This one is too short to count toward my CBR goal but I didn’t want to leave it off my review list because I really enjoyed it.
Lies, Knives, and Girls in Red Dresses is (are you ready?) a collection of retold and re-imagined fairy tales.
I love this genre. I don’t know if it’s possible to have a favorite of any type of book when you love books so much, but fairy tales and folklore are way up on the list, and when they turn into retold tales and urban fantasy, my knees get weak.
There are twenty two stories here, including Rapunzel, the Twelve Dancing Princesses, Hansel and Gretel, the Ugly Duckling, Rumpelstiltskin, Red Riding Hood, and the Princess with that damned pea.
The tales are told as short poems without much introduction. We know who Cinderella is, so when we hear the aftermath from the stepsisters’ point of view, we don’t need to hear all that crap about the ball again.
To make these stories all the more sweet is the amazing mix between Once Upon and Time and Modern Time.
Cinderella’s stepsisters have surgery instead of their mother hacking off their toes.
Rapunzel’s mother talks about her three times a week therapy appointments. The prince meets other princes in rehab while he waits for his eyes to heal.
The Little Match Girl is selling her CDs on the corner. The cops find her dead, but what are you going to do?
A soldier makes a pact with the devil where he’ll wear the bearskin for seven years so his PTSD will stop.
The Beast is a bit bored now. The weather is perfect, he’s a man again, but sometimes he really misses those fangs.
Hansel and Gretel? Oh, they are pissed. So very pissed.
Death makes his godson an amazing football player, poised to win the Heisman. Things don’t go so well.
If you spit jewels when you speak and your sister spews toads, how on earth to you expect to keep a husband?

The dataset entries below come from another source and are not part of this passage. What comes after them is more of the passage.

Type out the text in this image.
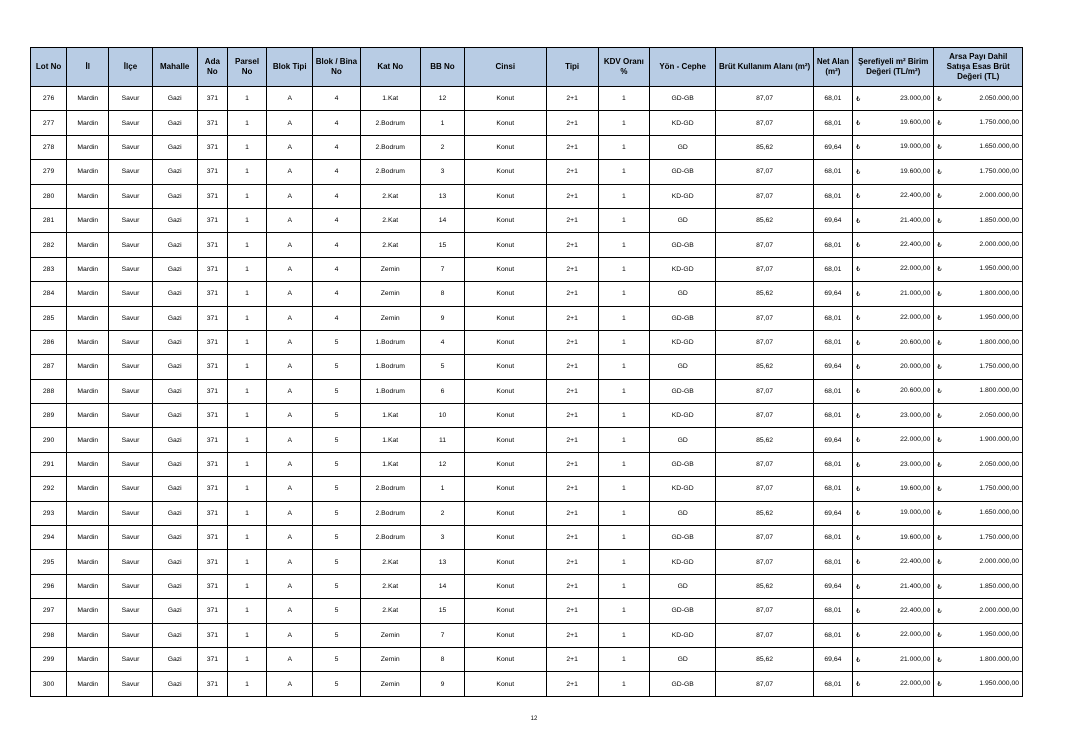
Lot No	İl	İlçe	Mahalle	Ada No	Parsel No	Blok Tipi	Blok / Bina No	Kat No	BB No	Cinsi	Tipi	KDV Oranı %	Yön - Cephe	Brüt Kullanım Alanı (m²)	Net Alan (m²)	Şerefiyeli m² Birim Değeri (TL/m²)	Arsa Payı Dahil Satışa Esas Brüt Değeri (TL)
276	Mardin	Savur	Gazi	371	1	A	4	1.Kat	12	Konut	2+1	1	GD-GB	87,07	68,01	₺ 23.000,00	₺ 2.050.000,00
277	Mardin	Savur	Gazi	371	1	A	4	2.Bodrum	1	Konut	2+1	1	KD-GD	87,07	68,01	₺ 19.600,00	₺ 1.750.000,00
278	Mardin	Savur	Gazi	371	1	A	4	2.Bodrum	2	Konut	2+1	1	GD	85,62	69,64	₺ 19.000,00	₺ 1.650.000,00
279	Mardin	Savur	Gazi	371	1	A	4	2.Bodrum	3	Konut	2+1	1	GD-GB	87,07	68,01	₺ 19.600,00	₺ 1.750.000,00
280	Mardin	Savur	Gazi	371	1	A	4	2.Kat	13	Konut	2+1	1	KD-GD	87,07	68,01	₺ 22.400,00	₺ 2.000.000,00
281	Mardin	Savur	Gazi	371	1	A	4	2.Kat	14	Konut	2+1	1	GD	85,62	69,64	₺ 21.400,00	₺ 1.850.000,00
282	Mardin	Savur	Gazi	371	1	A	4	2.Kat	15	Konut	2+1	1	GD-GB	87,07	68,01	₺ 22.400,00	₺ 2.000.000,00
283	Mardin	Savur	Gazi	371	1	A	4	Zemin	7	Konut	2+1	1	KD-GD	87,07	68,01	₺ 22.000,00	₺ 1.950.000,00
284	Mardin	Savur	Gazi	371	1	A	4	Zemin	8	Konut	2+1	1	GD	85,62	69,64	₺ 21.000,00	₺ 1.800.000,00
285	Mardin	Savur	Gazi	371	1	A	4	Zemin	9	Konut	2+1	1	GD-GB	87,07	68,01	₺ 22.000,00	₺ 1.950.000,00
286	Mardin	Savur	Gazi	371	1	A	5	1.Bodrum	4	Konut	2+1	1	KD-GD	87,07	68,01	₺ 20.600,00	₺ 1.800.000,00
287	Mardin	Savur	Gazi	371	1	A	5	1.Bodrum	5	Konut	2+1	1	GD	85,62	69,64	₺ 20.000,00	₺ 1.750.000,00
288	Mardin	Savur	Gazi	371	1	A	5	1.Bodrum	6	Konut	2+1	1	GD-GB	87,07	68,01	₺ 20.600,00	₺ 1.800.000,00
289	Mardin	Savur	Gazi	371	1	A	5	1.Kat	10	Konut	2+1	1	KD-GD	87,07	68,01	₺ 23.000,00	₺ 2.050.000,00
290	Mardin	Savur	Gazi	371	1	A	5	1.Kat	11	Konut	2+1	1	GD	85,62	69,64	₺ 22.000,00	₺ 1.900.000,00
291	Mardin	Savur	Gazi	371	1	A	5	1.Kat	12	Konut	2+1	1	GD-GB	87,07	68,01	₺ 23.000,00	₺ 2.050.000,00
292	Mardin	Savur	Gazi	371	1	A	5	2.Bodrum	1	Konut	2+1	1	KD-GD	87,07	68,01	₺ 19.600,00	₺ 1.750.000,00
293	Mardin	Savur	Gazi	371	1	A	5	2.Bodrum	2	Konut	2+1	1	GD	85,62	69,64	₺ 19.000,00	₺ 1.650.000,00
294	Mardin	Savur	Gazi	371	1	A	5	2.Bodrum	3	Konut	2+1	1	GD-GB	87,07	68,01	₺ 19.600,00	₺ 1.750.000,00
295	Mardin	Savur	Gazi	371	1	A	5	2.Kat	13	Konut	2+1	1	KD-GD	87,07	68,01	₺ 22.400,00	₺ 2.000.000,00
296	Mardin	Savur	Gazi	371	1	A	5	2.Kat	14	Konut	2+1	1	GD	85,62	69,64	₺ 21.400,00	₺ 1.850.000,00
297	Mardin	Savur	Gazi	371	1	A	5	2.Kat	15	Konut	2+1	1	GD-GB	87,07	68,01	₺ 22.400,00	₺ 2.000.000,00
298	Mardin	Savur	Gazi	371	1	A	5	Zemin	7	Konut	2+1	1	KD-GD	87,07	68,01	₺ 22.000,00	₺ 1.950.000,00
299	Mardin	Savur	Gazi	371	1	A	5	Zemin	8	Konut	2+1	1	GD	85,62	69,64	₺ 21.000,00	₺ 1.800.000,00
300	Mardin	Savur	Gazi	371	1	A	5	Zemin	9	Konut	2+1	1	GD-GB	87,07	68,01	₺ 22.000,00	₺ 1.950.000,00
12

When you’re the only one speaking the truth about the Emperor’s New Clothes, how long can you hold out?
The miller’s daughter in Rumpelstiltskin? Life is so boring after you’ve won a dangerous game. Surely there’s got to be something much more dangerous out there in the woods.
Little Red Riding Hood is trying to tell the story to her mom, but god, stop interrupting me! The whole thing was, like, gross? But whatever. I let him. And then some dude shows up with scissors and it’s wicked gay, but whatever, I’m hungry and you need to get off my back, OK?
I love it.
The illustrations are amazing. Koertge wrote some beautiful lines, but without Dezso’s art, this book wouldn’t have been as good. The art is all black on white in woodcut style. The lines are sharp and deep. Shadows and movement surround the cuts and you can almost see the red of the blood as it drips down someone’s chin.
Even better? Dezso is an art professor at Amherst College, so I bet I could go see her work in person somewhere. http://andreadezso.com/
Hole. Lee. Shit. She did embroidery of things her mother said to her as a child. Transylvanian moms are AMAZING!
http://andreadezso.com/DRAWING_embroidered.html
I need to stop looking at her page or I’m going to stay up for another hour and I should really go to bed.
In conclusion:
If you like folklore, fairy tales and slightly fucked up shit, get this book. It’s much tamer than the monkey sex in Robert Coover’s Briar Rose but not purified like Disney.